The continued employment of underage children has deprived adults of employment opportunities.
And this, according to Platform for Labour Action (PLA), limits skills development which creates a cycle of poverty.
“Despite interventions employment of underage children limits the ability to develop the capacity for community because children have no ability to bargain for better pay,” said Ms Grace Mukwaya, the PLA assistant executive director, during the launch of a report on the Impact of Stop Child Exploitation (SCE) programme in Makindye, Kampala this week.
The report is an assessment of the initiative that has seen more than 2,300 children rescued from 2007 to 2013 in a move to prevent children from exploitation in Kampala City.
Presented at a stakeholders meeting, the report indicates that the SCE sought to address the root causes of child exploitation and child domestic work and provide options to the vulnerable children through a programmatic approach.

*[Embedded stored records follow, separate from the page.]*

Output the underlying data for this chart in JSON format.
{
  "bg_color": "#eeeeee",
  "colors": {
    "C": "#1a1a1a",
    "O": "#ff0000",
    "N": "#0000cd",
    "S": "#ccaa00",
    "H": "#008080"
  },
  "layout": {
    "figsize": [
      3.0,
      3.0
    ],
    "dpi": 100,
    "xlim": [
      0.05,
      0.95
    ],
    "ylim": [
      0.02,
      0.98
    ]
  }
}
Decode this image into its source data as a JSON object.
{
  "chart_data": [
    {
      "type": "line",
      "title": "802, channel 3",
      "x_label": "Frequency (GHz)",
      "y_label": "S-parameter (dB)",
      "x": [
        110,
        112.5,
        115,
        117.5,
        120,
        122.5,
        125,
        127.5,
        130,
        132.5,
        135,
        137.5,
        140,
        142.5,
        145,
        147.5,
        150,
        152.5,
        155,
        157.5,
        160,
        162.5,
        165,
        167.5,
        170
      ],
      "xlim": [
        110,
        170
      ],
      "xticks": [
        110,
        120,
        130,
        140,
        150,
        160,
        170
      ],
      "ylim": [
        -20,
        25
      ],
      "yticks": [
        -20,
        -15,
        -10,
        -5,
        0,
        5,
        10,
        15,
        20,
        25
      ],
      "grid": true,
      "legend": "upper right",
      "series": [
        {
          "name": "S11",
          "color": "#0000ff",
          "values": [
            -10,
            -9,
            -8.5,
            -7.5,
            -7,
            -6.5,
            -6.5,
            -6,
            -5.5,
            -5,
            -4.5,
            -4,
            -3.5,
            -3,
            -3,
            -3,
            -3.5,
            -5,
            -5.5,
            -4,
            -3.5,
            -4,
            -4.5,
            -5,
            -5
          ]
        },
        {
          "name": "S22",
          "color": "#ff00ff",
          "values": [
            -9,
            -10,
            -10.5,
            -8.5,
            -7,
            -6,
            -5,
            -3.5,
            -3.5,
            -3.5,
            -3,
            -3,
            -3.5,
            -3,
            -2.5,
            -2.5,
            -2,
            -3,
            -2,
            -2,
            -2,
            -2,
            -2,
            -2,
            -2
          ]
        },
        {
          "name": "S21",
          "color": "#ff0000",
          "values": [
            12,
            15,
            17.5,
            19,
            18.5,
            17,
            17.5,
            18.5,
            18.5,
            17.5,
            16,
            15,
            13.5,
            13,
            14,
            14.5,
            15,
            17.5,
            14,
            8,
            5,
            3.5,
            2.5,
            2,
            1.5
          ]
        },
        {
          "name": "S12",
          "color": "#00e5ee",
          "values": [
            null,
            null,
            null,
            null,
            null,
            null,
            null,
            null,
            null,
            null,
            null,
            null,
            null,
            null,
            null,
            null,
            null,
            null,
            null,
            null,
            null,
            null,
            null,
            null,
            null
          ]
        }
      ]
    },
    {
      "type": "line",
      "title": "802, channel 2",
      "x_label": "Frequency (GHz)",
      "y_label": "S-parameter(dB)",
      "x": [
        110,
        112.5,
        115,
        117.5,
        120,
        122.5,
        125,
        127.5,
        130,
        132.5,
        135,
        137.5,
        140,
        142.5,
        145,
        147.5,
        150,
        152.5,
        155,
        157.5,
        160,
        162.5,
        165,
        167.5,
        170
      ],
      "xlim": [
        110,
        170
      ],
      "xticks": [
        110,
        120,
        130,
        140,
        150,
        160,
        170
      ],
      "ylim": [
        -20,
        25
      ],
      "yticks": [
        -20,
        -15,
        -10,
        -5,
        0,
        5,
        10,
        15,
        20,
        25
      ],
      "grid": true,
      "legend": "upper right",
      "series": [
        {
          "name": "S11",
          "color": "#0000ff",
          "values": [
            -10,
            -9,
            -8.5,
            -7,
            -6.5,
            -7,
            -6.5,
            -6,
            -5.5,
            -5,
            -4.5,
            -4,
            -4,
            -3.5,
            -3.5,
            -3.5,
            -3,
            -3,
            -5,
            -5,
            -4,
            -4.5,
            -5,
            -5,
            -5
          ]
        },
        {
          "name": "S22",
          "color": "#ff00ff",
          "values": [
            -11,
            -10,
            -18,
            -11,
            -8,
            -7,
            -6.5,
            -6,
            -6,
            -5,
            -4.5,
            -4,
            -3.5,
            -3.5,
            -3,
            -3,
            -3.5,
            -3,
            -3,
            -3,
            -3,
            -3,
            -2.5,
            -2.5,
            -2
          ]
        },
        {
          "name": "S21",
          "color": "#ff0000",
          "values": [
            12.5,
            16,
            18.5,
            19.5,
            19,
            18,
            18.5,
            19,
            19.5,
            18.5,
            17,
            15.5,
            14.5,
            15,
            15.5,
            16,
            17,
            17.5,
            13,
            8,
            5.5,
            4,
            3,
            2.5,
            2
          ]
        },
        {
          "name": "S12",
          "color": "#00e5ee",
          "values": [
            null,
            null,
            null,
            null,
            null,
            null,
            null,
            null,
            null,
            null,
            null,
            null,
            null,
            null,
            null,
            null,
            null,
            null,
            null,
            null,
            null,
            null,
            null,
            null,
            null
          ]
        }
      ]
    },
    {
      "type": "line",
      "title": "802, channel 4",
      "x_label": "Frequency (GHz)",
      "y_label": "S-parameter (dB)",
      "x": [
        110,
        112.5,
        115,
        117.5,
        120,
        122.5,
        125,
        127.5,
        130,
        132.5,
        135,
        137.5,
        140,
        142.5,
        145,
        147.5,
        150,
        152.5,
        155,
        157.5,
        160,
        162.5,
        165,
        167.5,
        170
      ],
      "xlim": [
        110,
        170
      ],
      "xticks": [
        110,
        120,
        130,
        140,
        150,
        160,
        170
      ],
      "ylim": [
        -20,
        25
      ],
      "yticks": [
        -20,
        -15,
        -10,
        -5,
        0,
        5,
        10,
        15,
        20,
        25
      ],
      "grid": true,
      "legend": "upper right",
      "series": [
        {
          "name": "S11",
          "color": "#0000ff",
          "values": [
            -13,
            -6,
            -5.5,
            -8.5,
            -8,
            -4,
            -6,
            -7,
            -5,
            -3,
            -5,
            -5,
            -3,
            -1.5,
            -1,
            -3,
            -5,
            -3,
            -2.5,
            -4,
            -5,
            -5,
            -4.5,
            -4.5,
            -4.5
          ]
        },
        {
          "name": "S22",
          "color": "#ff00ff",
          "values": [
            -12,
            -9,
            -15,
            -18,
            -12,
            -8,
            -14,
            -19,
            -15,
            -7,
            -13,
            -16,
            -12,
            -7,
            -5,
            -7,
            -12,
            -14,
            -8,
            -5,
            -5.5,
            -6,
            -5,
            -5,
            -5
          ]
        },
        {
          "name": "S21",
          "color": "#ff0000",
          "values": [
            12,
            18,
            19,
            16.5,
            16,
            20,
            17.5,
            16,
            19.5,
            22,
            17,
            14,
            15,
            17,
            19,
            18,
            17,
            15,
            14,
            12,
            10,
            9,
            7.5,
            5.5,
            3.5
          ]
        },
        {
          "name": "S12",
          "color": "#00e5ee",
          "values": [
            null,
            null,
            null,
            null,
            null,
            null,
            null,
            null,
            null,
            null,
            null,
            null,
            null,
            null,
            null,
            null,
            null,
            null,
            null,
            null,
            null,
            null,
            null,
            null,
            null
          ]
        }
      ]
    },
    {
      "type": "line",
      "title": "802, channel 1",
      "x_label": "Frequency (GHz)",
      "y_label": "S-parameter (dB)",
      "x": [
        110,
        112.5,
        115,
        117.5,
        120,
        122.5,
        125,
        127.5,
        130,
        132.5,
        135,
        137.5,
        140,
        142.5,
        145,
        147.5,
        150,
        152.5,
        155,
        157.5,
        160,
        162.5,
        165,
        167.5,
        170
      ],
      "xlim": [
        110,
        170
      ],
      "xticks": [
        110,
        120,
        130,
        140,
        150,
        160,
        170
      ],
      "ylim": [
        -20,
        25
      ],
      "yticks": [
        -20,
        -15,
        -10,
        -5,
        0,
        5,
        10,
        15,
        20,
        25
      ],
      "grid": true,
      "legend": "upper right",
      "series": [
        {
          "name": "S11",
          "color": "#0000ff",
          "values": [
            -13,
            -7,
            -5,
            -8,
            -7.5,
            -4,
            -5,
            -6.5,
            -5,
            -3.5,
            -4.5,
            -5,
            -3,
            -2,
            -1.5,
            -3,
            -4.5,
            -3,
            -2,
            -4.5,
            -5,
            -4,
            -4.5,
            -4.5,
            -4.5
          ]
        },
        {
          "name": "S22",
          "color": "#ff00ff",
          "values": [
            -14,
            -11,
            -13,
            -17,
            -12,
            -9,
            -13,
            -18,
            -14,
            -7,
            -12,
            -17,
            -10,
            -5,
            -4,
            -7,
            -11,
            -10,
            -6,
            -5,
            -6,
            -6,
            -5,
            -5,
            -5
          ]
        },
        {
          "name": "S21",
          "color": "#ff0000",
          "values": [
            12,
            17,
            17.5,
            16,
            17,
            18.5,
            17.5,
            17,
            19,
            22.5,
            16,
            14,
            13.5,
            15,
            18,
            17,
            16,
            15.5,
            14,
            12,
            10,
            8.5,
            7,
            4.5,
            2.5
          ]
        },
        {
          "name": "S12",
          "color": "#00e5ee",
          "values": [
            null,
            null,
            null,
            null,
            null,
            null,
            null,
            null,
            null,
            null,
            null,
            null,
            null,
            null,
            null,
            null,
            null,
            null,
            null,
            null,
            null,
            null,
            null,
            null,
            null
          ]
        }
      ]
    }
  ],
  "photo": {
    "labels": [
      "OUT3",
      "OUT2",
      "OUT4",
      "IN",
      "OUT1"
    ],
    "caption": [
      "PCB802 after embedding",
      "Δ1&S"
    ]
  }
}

“Out of the 304 children rescued from child labour, rehabilitated and placed in schools, 201 were domestic workers while others were picked from other forms of child exploitation such as vending of food stuffs, brick laying, collection of scrap and commercial sex,” the report reads.
“In the period 2012 to December 2013 alone, 304 (157 boys and 147 girls) were rescued and placed in vocational training institutions and others were taken back to primary and secondary schools to realise their right to education, improved livelihoods and childhood.”
Mr Isaac Arinaitwe, the PLA programmes officer, said there is a need to link volunteers with the skilled persons at the city authority offices and vulnerable families in the implementation of the livelihood programme to eliminate the child exploitation.
The National Labour Force and Child Activities survey of 2011/12 showed that a total of 2,009,000 children were engaged in some form of child labour and they are subjected to hazardous physical labour, commercial sex exploitation, fighting as child soldiers, and child trafficking.
The situation has not changed much, according to labour activists.